This page is part of the Standard Personal Health Record (v1.0.0-ballot: STU1 Ballot 1) based on FHIR (HL7® FHIR® Standard) R4. . For a full list of available versions, see the Directory of published versions
The core idea has been to establish a robust mechanism for bidirectional synchronization of electronic health records (EHRs) between clinical systems, ancillary services, personal health record (PHR) platforms, and the patient's own health apps and devices. By leveraging standards like FHIR and NDJSON, this PHR approach enables exchange of structured medical data.
Note: the following is a first-draft of this content, and is subject to changes and re-writes.
However, once we have structured data, we need to consider the details of how we construct longitudinal records from multiple sources. In doing so, we are inspired by both the SPHR-FM Record Lifecycle specifications and the Git utility (which is a distributed version control system that allows multiple users to collaborate on a project while maintaining a complete history of changes). In Git, each record is added to a "repository" and can be "committed" with a timestamp and a message (RI.1.1.2). The repository can be "cloned" to create a local copy (RI.1.1.9), and changes can be "pulled" from the repository and "pushed" or merged into it (RI.1.1.19). We would draw the reader's attention to how these operations are similar to the SPHR-FM Record Lifecycle operations. By aligning these two approaches, we can leverage the power of both acylic graphs and the SPHR-FM Record Lifecycle specifications to create a robust mechanism for managing longitudinal records.
Importantly, this architecture suggests a formal record-keeping mechanism by which we can manage, index, update,merge, and export entire medical histories from a system. This formal mechanism is known as a Directed Acylic Graphs (DAGs), which are designed to ensure data integrity and consistency. Each record is assigned a unique SHA-256 hash, and the hash of each record includes the hash of the previous record in the chain. This creates a tamper-evident, immutable record of the patient's health data.
Note: We envision these atomic updates as eventually including the Patient Data Receipt standard.
This is a key aspect of the PHR approach, as it allows for both patient-initiated data sharing and provider-initiated data retrieval.
Key aspects of the above diagram include:
This approach offers several benefits: it empowers patients to be active participants in their healthcare, enables real-time data sharing between providers and ancillary services, and creates a comprehensive, longitudinal view of the patient's health history. The use of standardized data formats and versioning principles helps address challenges around data silos, fragmentation, and lack of interoperability that often plague traditional healthcare IT systems.
Directed acyclic graph interpretation of Personal Health Records allow a number of architectural features that implementors are encouraged to consider:
Both EHR and PHR systems act as legally recognized repositories of medical data for patients. It is the duty of clinicians and hospital administrators to keep these records up to date and accurate, to the fullest extent possible. These repositories are accessible to patients via the 21st Century Cures Act.

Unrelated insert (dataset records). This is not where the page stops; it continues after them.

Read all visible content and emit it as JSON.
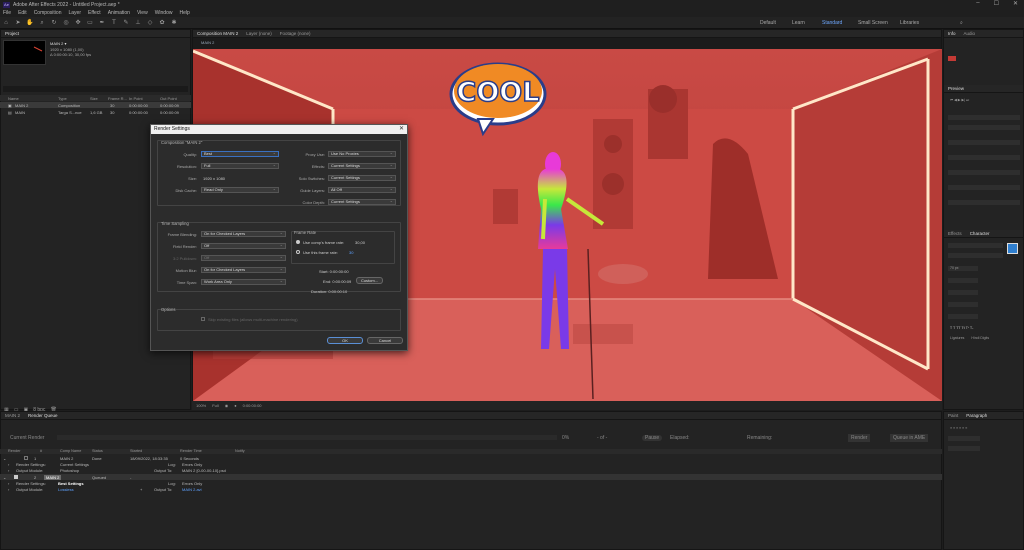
{
  "window": {
    "title": "Adobe After Effects 2022 - Untitled Project.aep *",
    "logo": "Ae"
  },
  "menu": [
    "File",
    "Edit",
    "Composition",
    "Layer",
    "Effect",
    "Animation",
    "View",
    "Window",
    "Help"
  ],
  "workspaces": [
    "Default",
    "Learn",
    "Standard",
    "Small Screen",
    "Libraries"
  ],
  "workspace_active": "Standard",
  "project": {
    "tab": "Project",
    "comp_name": "MAIN 2 ▾",
    "comp_size": "1920 x 1080 (1,00)",
    "comp_duration": "Δ 0:00:00:10, 30,00 fps",
    "columns": [
      "Name",
      "Type",
      "Size",
      "Frame R...",
      "In Point",
      "Out Point"
    ],
    "rows": [
      {
        "name": "MAIN 2",
        "type": "Composition",
        "size": "",
        "fr": "30",
        "in": "0:00:00:00",
        "out": "0:00:00:09"
      },
      {
        "name": "MAIN",
        "type": "Targa S...nce",
        "size": "1,6 GB",
        "fr": "30",
        "in": "0:00:00:00",
        "out": "0:00:00:09"
      }
    ],
    "footer_label": "8 bpc"
  },
  "composition": {
    "tab": "Composition MAIN 2",
    "subtab": "MAIN 2",
    "sticker": "COOL",
    "footer": [
      "100%",
      "Full",
      "0:00:00:00"
    ]
  },
  "dialog": {
    "title": "Render Settings",
    "comp_label": "Composition \"MAIN 2\"",
    "quality_label": "Quality:",
    "quality": "Best",
    "resolution_label": "Resolution:",
    "resolution": "Full",
    "size_label": "Size:",
    "size": "1920 x 1080",
    "disk_cache_label": "Disk Cache:",
    "disk_cache": "Read Only",
    "proxy_label": "Proxy Use:",
    "proxy": "Use No Proxies",
    "effects_label": "Effects:",
    "effects": "Current Settings",
    "solo_label": "Solo Switches:",
    "solo": "Current Settings",
    "guide_label": "Guide Layers:",
    "guide": "All Off",
    "color_label": "Color Depth:",
    "color": "Current Settings",
    "time_sampling": "Time Sampling",
    "frame_blending_label": "Frame Blending:",
    "frame_blending": "On for Checked Layers",
    "field_render_label": "Field Render:",
    "field_render": "Off",
    "pulldown_label": "3:2 Pulldown:",
    "pulldown": "Off",
    "motion_blur_label": "Motion Blur:",
    "motion_blur": "On for Checked Layers",
    "time_span_label": "Time Span:",
    "time_span": "Work Area Only",
    "frame_rate": "Frame Rate",
    "use_comp_fr": "Use comp's frame rate:",
    "comp_fr_value": "30,00",
    "use_this_fr": "Use this frame rate:",
    "this_fr_value": "30",
    "start": "Start: 0:00:00:00",
    "end": "End: 0:00:00:09",
    "duration": "Duration: 0:00:00:10",
    "custom_btn": "Custom...",
    "options": "Options",
    "skip_existing": "Skip existing files (allows multi-machine rendering)",
    "ok": "OK",
    "cancel": "Cancel"
  },
  "render_queue": {
    "tabs": [
      "MAIN 2",
      "Render Queue"
    ],
    "current_render": "Current Render",
    "percent": "0%",
    "of": "- of -",
    "elapsed_label": "Elapsed:",
    "remaining_label": "Remaining:",
    "render_btn": "Render",
    "queue_ame_btn": "Queue in AME",
    "columns": [
      "Render",
      "#",
      "Comp Name",
      "Status",
      "Started",
      "Render Time",
      "Notify"
    ],
    "items": [
      {
        "num": "1",
        "comp": "MAIN 2",
        "status": "Done",
        "started": "18/09/2022, 18:33:35",
        "time": "0 Seconds"
      },
      {
        "num": "2",
        "comp": "MAIN 2",
        "status": "Queued",
        "started": "-",
        "time": "",
        "sel": true
      }
    ],
    "sub": [
      {
        "label": "Render Settings:",
        "value": "Current Settings",
        "log_label": "Log:",
        "log": "Errors Only"
      },
      {
        "label": "Output Module:",
        "value": "Photoshop",
        "out_label": "Output To:",
        "out": "MAIN 2 [0-00-00-10].psd"
      },
      {
        "label": "Render Settings:",
        "value": "Best Settings",
        "log_label": "Log:",
        "log": "Errors Only"
      },
      {
        "label": "Output Module:",
        "value": "Lossless",
        "out_label": "Output To:",
        "out": "MAIN 2.avi"
      }
    ]
  },
  "right": {
    "tab1": "Info",
    "tab2": "Audio",
    "tab3": "Preview",
    "tab4": "Effects & Presets",
    "char_tab": "Character",
    "para_tabs": [
      "Paint",
      "Paragraph"
    ],
    "font_size": "70 px",
    "footer": [
      "Ligatures",
      "Hindi Digits"
    ]
  }
}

Each connected system (e.g., labs, radiology, PHR, patient apps) manages it's own records about the patient, and is treated as a "feature" branch, diverging from the main EHR or PHR branch.
When a system needs to sync data, it performs a FHIR based GET operation from the other system to fetch a specific patient's records. The system then makes its own updates in its internal record keeping system. In the case of a PHR, typically implemented as a single-user system, the patient will be the user of the application.
When ready to push changes back to the EHR or other system, the system performs a POST operation, which initiates a record update and merge back into the main EHR branch. The EHR system utilizes it's internal merge strategies and conflict resolution algorithms to ensure data integrity during the merging process.
Each commit to the EHR's main branch represents a new version of the patient's medical data, with associated metadata (author, timestamp, change description, etc.). In the case of a PHR, the author will be the patient owner.
Connected systems can use log
and diff
style commands to review the history of changes and understand the evolution of the patient's health records over time.
When a new system (e.g., a patient's PHR) connects to the framework, it performs a clone
of the EHR's main repository to obtain a local copy of the patient's full medical history.
Subsequent updates are handled through the standard pull
and push
operations, ensuring that all connected systems maintain a consistent view of the patient's data.
When issues arise, the framework utilizes revert
and reset
commands to rollback changes or restore the patient's medical data to a previous known-good state. This versioning and commit history provide a reliable audit trail and enables recovery from data corruption or accidental modifications.
This architecture allows connected systems like PHRs to maintain local "feature" branches and perform occasional pull and sync operations with the central EHR repository.